December 26, 2008

Viagra Used to Entice Afghan Warlords

A CIA officer gave an Afghan chieftain Viagra in an attempt to obtain information about Taliban movements.

The bearded Afghan, looking to be in his late 60s, returned enthusiastically with information and asking for more pills, after receiving the four blue Viagra pills from a CIA officer earlier.

According to officials involved in Afghanistan, this is how some battles are won, through novel incentives and creative bargaining in some of the country's roughest neighborhoods.  

The officials say that to win over notoriously fickle warlords and chieftains, the agency's operatives have used a variety of personal touches.  These include pocket knives and tools, medicine or surgeries for ailing family members, toys and school equipment, tooth extractions, travel visas and, occasionally, pharmaceutical enhancements for aging patriarchs with slumping libidos.

"Whatever it takes to make friends and influence people "“ whether it's building a school or handing out Viagra," said one longtime agency operative and veteran of several Afghanistan tours. Like other field officers interviewed for the story, he spoke on condition of anonymity when describing tactics and operations.

These inducements are necessary in Afghanistan, where warlords and tribal leaders expect to be paid for their cooperation, and where, for some, switching sides can be easy as changing tunics, according to officials.  If the Americans do not offer incentives, there are others who will, including Taliban commanders, drug dealers and Iranian agents.

Cash and weapons are the usual bribes of choice, but are not always the best options, Afghanistan veterans say.  Guns often fall into the wrong hands, and showy gifts such as money, jewelry and cars tend to draw unwanted attention.

"If you give an asset $1,000, he'll go out and buy the shiniest junk he can find, and it will be apparent that he has suddenly come into a lot of money from someone," said Jamie Smith, a veteran of CIA covert operations in Afghanistan and now chief executive officer of SCG International, a private security and intelligence company. "Even if he doesn't get killed, he becomes ineffective as an informant because everyone knows where he got it."

Smith said, that the key is to meet the informant's personal needs in a way that keeps him firmly on your side but leaves little trace.

"You're trying to bridge a gap between people living in the 18th century and people coming in from the 21st century," he said, "so you look for those common things in the form of material aid that motivate people everywhere."

There is a long tradition of using sex as a motivator among the world's intelligence agency.  A retired CIA officer and author of several books on Intelligence, Robert Baer, noted that the Soviet spy service was notorious for using attractive women as bait when seeking to turn foreign diplomats into informants.

"The KGB has always used 'honey traps,' and it works," Mr. Baer said.

He said that for American officers, a more common practice was to offer medical care for potential informants and their loved ones.  Some U.S. operatives in Afghanistan said, Western drugs such as Viagra are just one of the long list of enticements available for use in special cases.  Veteran officers familiar with such practices said Viagra is offered rarely, and only to older tribal officials to whom the drug would hold special appeal.

While these drugs are generally unavailable in the remote areas where the agency's team have operated, they have been sold in Kabul street markets since 2003, and are known by reputation in other places.

"You didn't hand it out to younger guys, but it could be a silver bullet to make connections to the older ones," said one retired operative familiar with the drug's use in Afghanistan. Afghan tribal leaders often have four wives "“ the maximum number allowed by the Quran "“ and some village patriarchs are easily sold on the pill.
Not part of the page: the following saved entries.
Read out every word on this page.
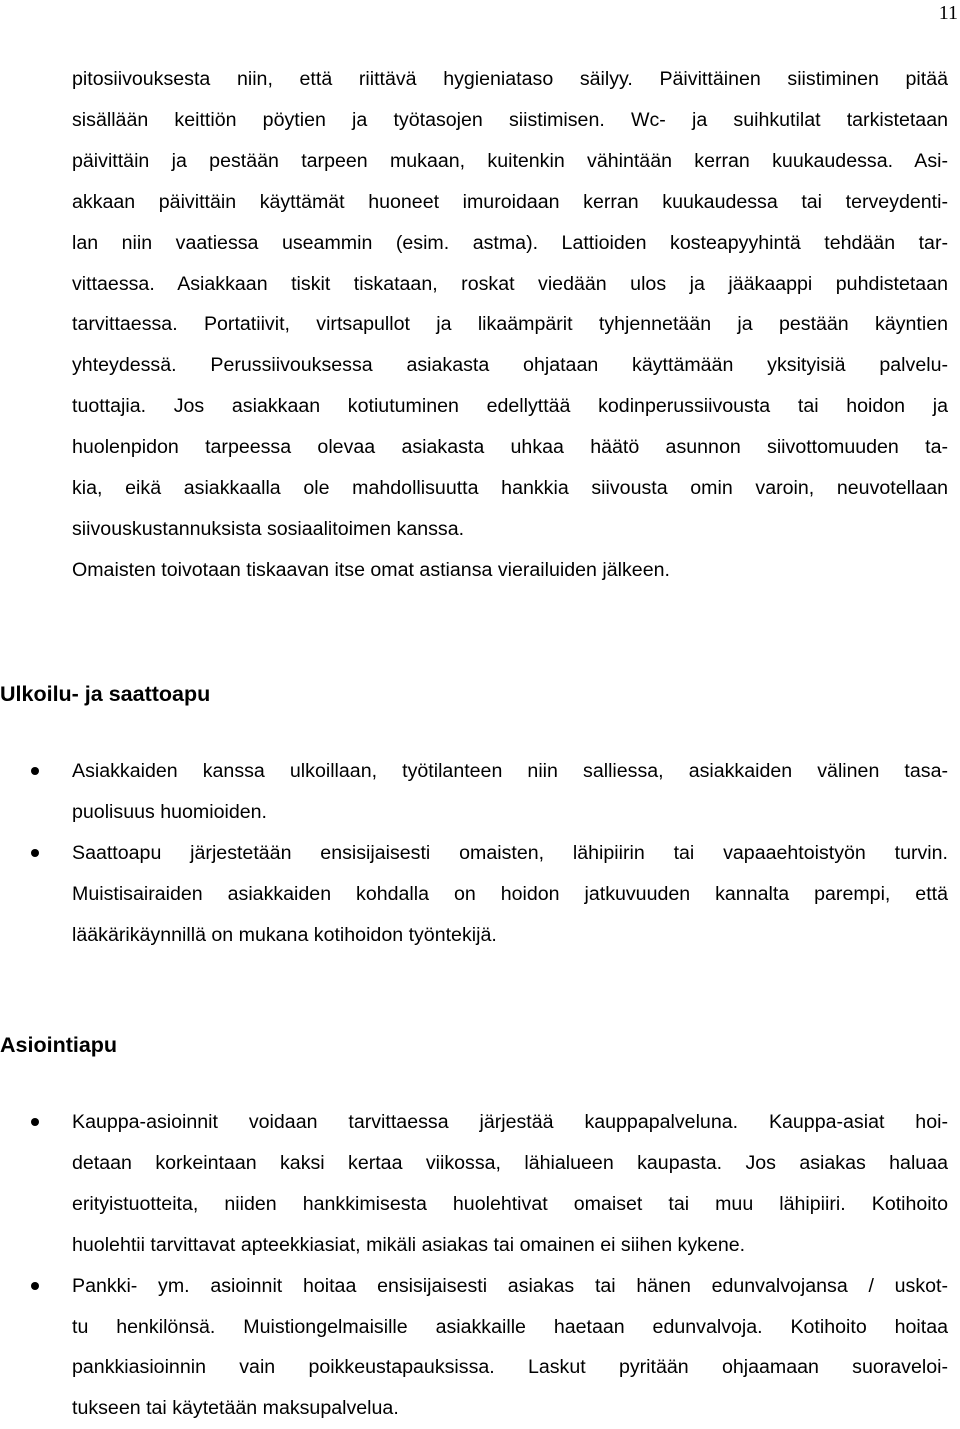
11
pitosiivouksesta niin, että riittävä hygieniataso säilyy. Päivittäinen siistiminen pitää
sisällään keittiön pöytien ja työtasojen siistimisen. Wc- ja suihkutilat tarkistetaan
päivittäin ja pestään tarpeen mukaan, kuitenkin vähintään kerran kuukaudessa. Asi-
akkaan päivittäin käyttämät huoneet imuroidaan kerran kuukaudessa tai terveydenti-
lan niin vaatiessa useammin (esim. astma). Lattioiden kosteapyyhintä tehdään tar-
vittaessa. Asiakkaan tiskit tiskataan, roskat viedään ulos ja jääkaappi puhdistetaan
tarvittaessa. Portatiivit, virtsapullot ja likaämpärit tyhjennetään ja pestään käyntien
yhteydessä. Perussiivouksessa asiakasta ohjataan käyttämään yksityisiä palvelu-
tuottajia. Jos asiakkaan kotiutuminen edellyttää kodinperussiivousta tai hoidon ja
huolenpidon tarpeessa olevaa asiakasta uhkaa häätö asunnon siivottomuuden ta-
kia, eikä asiakkaalla ole mahdollisuutta hankkia siivousta omin varoin, neuvotellaan
siivouskustannuksista sosiaalitoimen kanssa.
Omaisten toivotaan tiskaavan itse omat astiansa vierailuiden jälkeen.
Ulkoilu- ja saattoapu
Asiakkaiden kanssa ulkoillaan, työtilanteen niin salliessa, asiakkaiden välinen tasa-
puolisuus huomioiden.
Saattoapu järjestetään ensisijaisesti omaisten, lähipiirin tai vapaaehtoistyön turvin.
Muistisairaiden asiakkaiden kohdalla on hoidon jatkuvuuden kannalta parempi, että
lääkärikäynnillä on mukana kotihoidon työntekijä.
Asiointiapu
Kauppa-asioinnit voidaan tarvittaessa järjestää kauppapalveluna. Kauppa-asiat hoi-
detaan korkeintaan kaksi kertaa viikossa, lähialueen kaupasta. Jos asiakas haluaa
erityistuotteita, niiden hankkimisesta huolehtivat omaiset tai muu lähipiiri. Kotihoito
huolehtii tarvittavat apteekkiasiat, mikäli asiakas tai omainen ei siihen kykene.
Pankki- ym. asioinnit hoitaa ensisijaisesti asiakas tai hänen edunvalvojansa / uskot-
tu henkilönsä. Muistiongelmaisille asiakkaille haetaan edunvalvoja. Kotihoito hoitaa
pankkiasioinnin vain poikkeustapauksissa. Laskut pyritään ohjaamaan suoraveloi-
tukseen tai käytetään maksupalvelua.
Not everyone in Afghanistan's hinterlands has heard of the drug, making it awkward when Americans try to explain its effects.

This was the case with the 60-year-old chieftain who received the four pills from a U.S. operative.  The operative, now retired, said he talked to the clan leader for a long time through an interpreter, finding ways to secure loyalty.

A conversation of the man's family and wives provided inspiration.  Once it was established that the man was in good health, the pills were offered and accepted.

When the Americans returned four days later, the gift had worked its magic, the operative said.

"He came up to us beaming," the official said. "He said, 'You are a great man.' "

"And after that we could do whatever we wanted in his area."